Allerdings kenne ich den natürlichen Tod, den du beschreibst auch. Das war bei meiner Oma der Fall, ich war als Einzige bei ihr und ja, sie ist friedlich hinübergegangen, sie hatte ein akutes Linksherzversagen und während meine Mutter verzweifelt versuchte, den Arzt zu erreichen, saß ich bei ihr.
Sie war friedlich und irgendwie "einverstanden" als sie ihren letzten Atemzug tat und ja, es war irgendwie berührend.
Meiner Meinung nach hast du Recht damit, dass es leichter für den Sterbenden sein kann, wenn er sein Ende akzeptiert und bereit ist, loszulassen.
Vor ein paar Wochen ist mein Patenonkel verstorben. Er war in der heutigen Zeit ein "besonderer" Fall, weil er sich seit 20 Jahren weigerte, einen Arzt aufzusuchen. Vor etwas über 20 Jahren wurde eine Carotisstenose bei ihm diagnostiziert, ein einfacher Routineeingriff hätte Abhilfe schaffen können, er hatte schon den Termin im Krankenhaus, als er sich plötzlich weigerte, diesen Eingriff durchführen zu lassen.
Die Folge war, dass er seit gut 15 Jahren unter ständigen Schwindelattacken litt, sich oft hinlegen musste und allgemein dadurch zunehmend eingeschränkt wurde.
Egal was wir sagten, er ging zu keinem Arzt mehr und mit Ausnahme von dem freiverkäuflichen ASS nahm er auch keine Tabletten.
Letztes Jahr dann bemerkte er ein Muttermal an seinem Oberschenkel, das sich veränderte. Er erzählte mir davon und ich riet ihm dringend, sofort zu einem Arzt zu gehen und dieses Muttermal entfernen zu lassen. Er weigerte sich.
Anfang diesen Jahres fing es an zu bluten, seine Frau machte ihm daraufhin täglich einen Verband, das ASS wurde abgesetzt und das wars.
Wenn ich sagte, er solle sich um Gottes Willen behandeln lassen, sagte er nur, dass es Zeit wäre und er bereit wäre, zu gehen.
In den letzten 8 Wochen war er dann bettlägerig, hatte Schmerzen. Seine Frau gab ihm Paracetamol, sonst nichts. Für alles andere hätte man ja einen Arzt gebraucht, das war immer noch tabu.
Er hatte riesiges Glück, seine Frau pflegte ihn liebevoll, sie wusch ihn, wir besorgten einen Toilettenstuhl.
Dann kam der Tag, wo er sich in Krämpfen wand und seine Frau die Notärztin rief. Selbst da weigerte er sich, ins Krankenhaus zu gehen, aber jetzt bekam er wenigstens etwas bessere Schmerzmedikamente.
Sozialstation, Palliativpflege, das lehnte er alles ab.
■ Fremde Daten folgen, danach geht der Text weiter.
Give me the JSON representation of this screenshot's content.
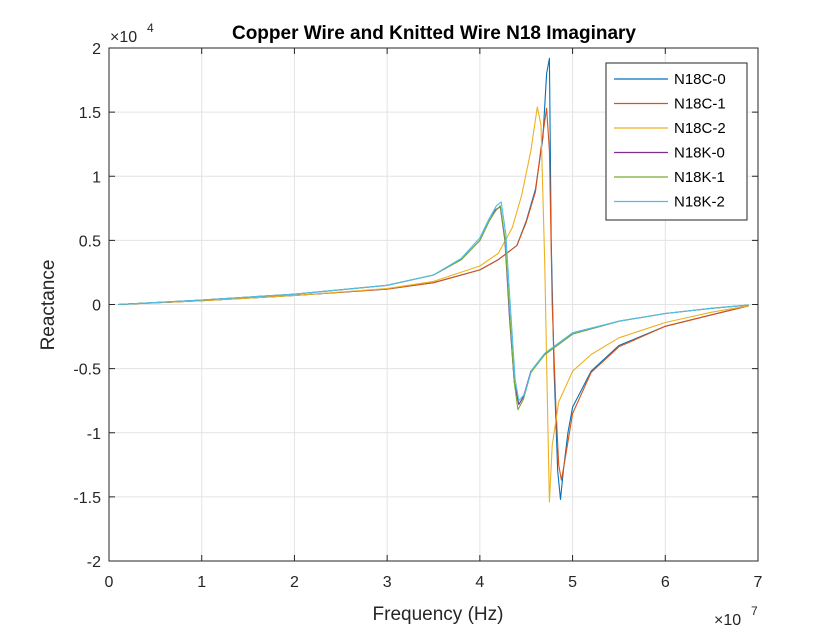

Ich war jede Woche bei ihm und habe das alles hautnah mitbekommen. Ein Sterbeprozess wie er heutzutage natürlicher nicht sein kann.
Dann wollte er nicht mehr essen und als er auch das Trinken einstellte, kamen die unvermeidlichen Krampfanfälle. Bei einem dieser Anfälle verlor seine Frau dann die Nerven (sie ist 83) und rief den Notarzt und mich. Als ich kam, war er schon unterwegs ins Krankenhaus, wir folgten.
Er hatte eine Patientenverfügung, im Krankenhaus bekam er lediglich Schmerzmittel, keine Flüssigkeit, keine Nahrung.
Er wurde gewaschen, der Verband erneuert, fertig. Seine Frau bekam ein Bett ins Zimmer, 2 1/2 Tage später starb er.
An seinem Todestag war ich nachmittags bei ihm. Im Gegensatz zu meiner Oma war er sehr unruhig und er hatte trotz Medikation sichtlich Schmerzen. Allerdings war er völlig klar im Kopf, erkannte uns alle.
Gestorben ist er dann in der Nacht, absolut ruhig, seine Frau, die im Bett daneben lag, bekam es nicht mit. Eine Viertelstunde vorher hatte sie noch nach ihm gesehen, als die Nachtschwester kam, war er eingeschlafen.
Also ein Tod, so natürlich, wie er heutzutage überhaupt möglich sein kann. An dem Nachmittag als ich bei ihm war, hatte ich allerdings nur den einen Gedanken im Kopf, warum kann man das nicht sanft beenden, warum muss er sich doch noch so quälen. Von der ruhigen "Feierlichkeit" wie bei meiner Oma war da nichts zu spüren und das, obwohl er nicht am Leben hing und schon lange gehen wollte und auch seine Frau schon lange damit abgeschlossen hatte.
Ich kann nur sagen, wenn man ertragen muss, dass sämtliche Organe nacheinander versagen, dann ist das kein feierlicher, friedlicher Tod, egal wie abgeklärt man ist. Beim Herzversagen meiner Oma war das ganz anders, sie durfte schnell "nach drüben".
Daher würde ich immer versuchen, meinen Tieren einen Tod durch Organversagen zu ersparen.
Allerdings muss ich auch zugeben, dass ich froh bin, dass ich diese Entscheidung bisher nie treffen musste.